RDEL #46: How does access to conversational AI impact software engineering trust and productivity?
This week we review how conversational AI tools impact performance, efficiency, and trust in software engineers as they complete a programming exam.
Welcome back to Research-Driven Engineering Leadership. Each week, we pose an interesting topic in engineering leadership, and apply the latest research in the field to drive to an answer.
Conversational AI tools have become a common tool in the software development process. This week we ask: how does access to conversational AI tooling impact software engineering trust and productivity?
The context
The rapid advancement of AI technologies has significantly enhanced the capabilities of conversational agents. Tools like Google’s Bard and OpenAI’s ChatGPT are increasingly integrated into professional workflows to aid in tasks such as coding, content creation, and research. These tools promise to streamline processes, reduce cognitive load, and increase overall efficiency. However, the effectiveness of these tools in real-world applications, especially their impact on productivity and trust, remains a subject of active research.
In the software development domain, productivity is often measured by the ability to write, debug, and optimize code efficiently. Trust in tools and technologies is equally important, as developers rely on these resources for accurate and efficient problem-solving. This study examines these aspects by evaluating the performance of software engineers using AI assistance during a coding task.
The research
Researchers at Google studied this topic by observing 76 software engineers as they completed a programming exam with and without access to Google's conversational AI, Bard. The mixed-methods research included qualitative and quantitative analysis to understand the effects on productivity, efficiency, satisfaction, and trust.
Researchers discovered a number of findings on software engineering performance, efficiency, and trust:
Performance: Access to Bard significantly improved performance for novice engineers on open-ended "solve" questions, but there was no significant effect on the performance of expert engineers.
Efficiency: While participants using Bard spent more time on tasks, they perceived themselves as more efficient compared to those without access to AI assistance. This suggests a discrepancy between actual and perceived efficiency.

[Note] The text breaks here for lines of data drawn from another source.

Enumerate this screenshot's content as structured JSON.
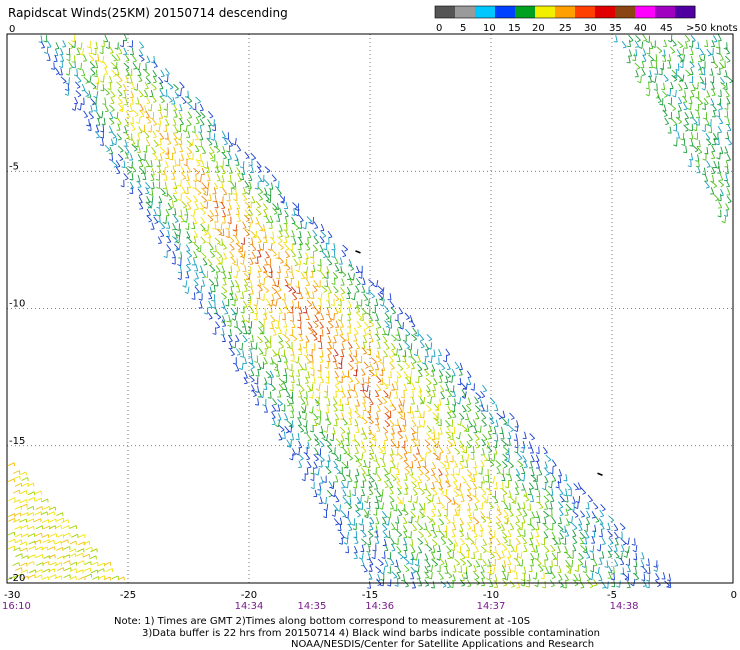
{
  "title": "Rapidscat Winds(25KM) 20150714 descending",
  "colors": {
    "grid": "#555555",
    "time_label": "#7a1a8c",
    "swath_palette": [
      "#1a3fd0",
      "#1aa0c0",
      "#1e9e3c",
      "#4fc21a",
      "#9ed400",
      "#f2e20a",
      "#f4c010",
      "#f08a12",
      "#e04a0c",
      "#c0281a",
      "#7a3a18"
    ]
  },
  "legend": {
    "labels": [
      "0",
      "5",
      "10",
      "15",
      "20",
      "25",
      "30",
      "35",
      "40",
      "45",
      ">50 knots"
    ],
    "colors": [
      "#555555",
      "#9a9a9a",
      "#00c8ff",
      "#0040ff",
      "#00a020",
      "#f0f000",
      "#ffa000",
      "#ff4000",
      "#e00000",
      "#8b4513",
      "#ff00ff",
      "#a000c0",
      "#5000a0"
    ]
  },
  "chart_data": {
    "type": "scatter",
    "title": "Rapidscat Winds(25KM) 20150714 descending",
    "xlim": [
      -30,
      0
    ],
    "ylim": [
      -20,
      0
    ],
    "x_ticks": [
      "-30",
      "-25",
      "-20",
      "-15",
      "-10",
      "-5",
      "0"
    ],
    "y_ticks": [
      "0",
      "-5",
      "-10",
      "-15",
      "-20"
    ],
    "grid": true,
    "x_tick_values": [
      -30,
      -25,
      -20,
      -15,
      -10,
      -5,
      0
    ],
    "y_tick_values": [
      0,
      -5,
      -10,
      -15,
      -20
    ],
    "time_labels": [
      {
        "x": -30,
        "label": "16:10"
      },
      {
        "x": -20,
        "label": "14:34"
      },
      {
        "x": -17.4,
        "label": "14:35"
      },
      {
        "x": -14.6,
        "label": "14:36"
      },
      {
        "x": -10,
        "label": "14:37"
      },
      {
        "x": -4.5,
        "label": "14:38"
      }
    ],
    "swaths": [
      {
        "corners": [
          [
            -28.9,
            0
          ],
          [
            -24.8,
            0
          ],
          [
            -2.2,
            -20
          ],
          [
            -15.0,
            -20
          ]
        ]
      },
      {
        "corners": [
          [
            -4.9,
            0
          ],
          [
            0,
            0
          ],
          [
            0,
            -7.3
          ]
        ]
      },
      {
        "corners": [
          [
            -30,
            -15.5
          ],
          [
            -25.3,
            -20
          ],
          [
            -30,
            -20
          ]
        ]
      }
    ],
    "contaminated_points": [
      [
        -15.6,
        -7.9
      ],
      [
        -5.6,
        -16.0
      ]
    ]
  },
  "notes": {
    "line1": "Note: 1) Times are GMT 2)Times along bottom correspond to measurement at -10S",
    "line2": "3)Data buffer is 22 hrs from 20150714 4) Black wind barbs indicate possible contamination",
    "line3": "NOAA/NESDIS/Center for Satellite Applications and Research"
  }
}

Trust: Trust in Bard was initially neutral but decreased after task completion as participants adjusted their trust based on the AI's performance. Experts were particularly more likely to distrust Bard compared to novices.
Researchers also noted observed instances of automation complacency, where participants relied heavily on Bard's outputs without thorough validation. This behavior led to potential productivity pitfalls, highlighting the importance of critical assessment of AI-generated solutions.
The application
The research discovered that while access to conversational AI like Bard can significantly improve the performance of novice software engineers on certain tasks, it also leads to increased task duration and potential over-reliance on AI outputs. Trust in the AI decreased among participants, particularly experts, after using the tool, highlighting the need for critical assessment skills.
From this, engineering managers can take away a number of tips for using conversational AI on their teams:
Training and Onboarding: Use AI tools to support novice developers by providing instant feedback and code suggestions, enhancing their learning curve and reducing onboarding time.
Task Allocation: Assign solve-type or exploratory tasks to novices with AI support, while reserving more complex, high-stakes tasks for experts, who can validate AI outputs more effectively.
Efficiency Tools: Enhance productivity by integrating AI tools for routine tasks, but ensure that developers maintain a balance between AI reliance and manual validation to avoid automation complacency.
—
Happy Research Monday,
Lizzie
Thanks for such a thorough write-up of an interesting paper on a timely topic! I've been really enjoying your newsletter. There are a couple of aspects of this research that would make me hesitate to generalize too much from it. First, this is just looking at Bard. It's possible there are better or worse agents for these kinds of questions. But primarily, the drill-down from randomly selected invites to participants is massive: from 1,400 invites to participate, to 220 responses, to 76 participants leaves a lot of room for all kinds of selection effects. Not saying the conclusions here or in the paper are wrong, of course, but it's hard to judge from this evidence.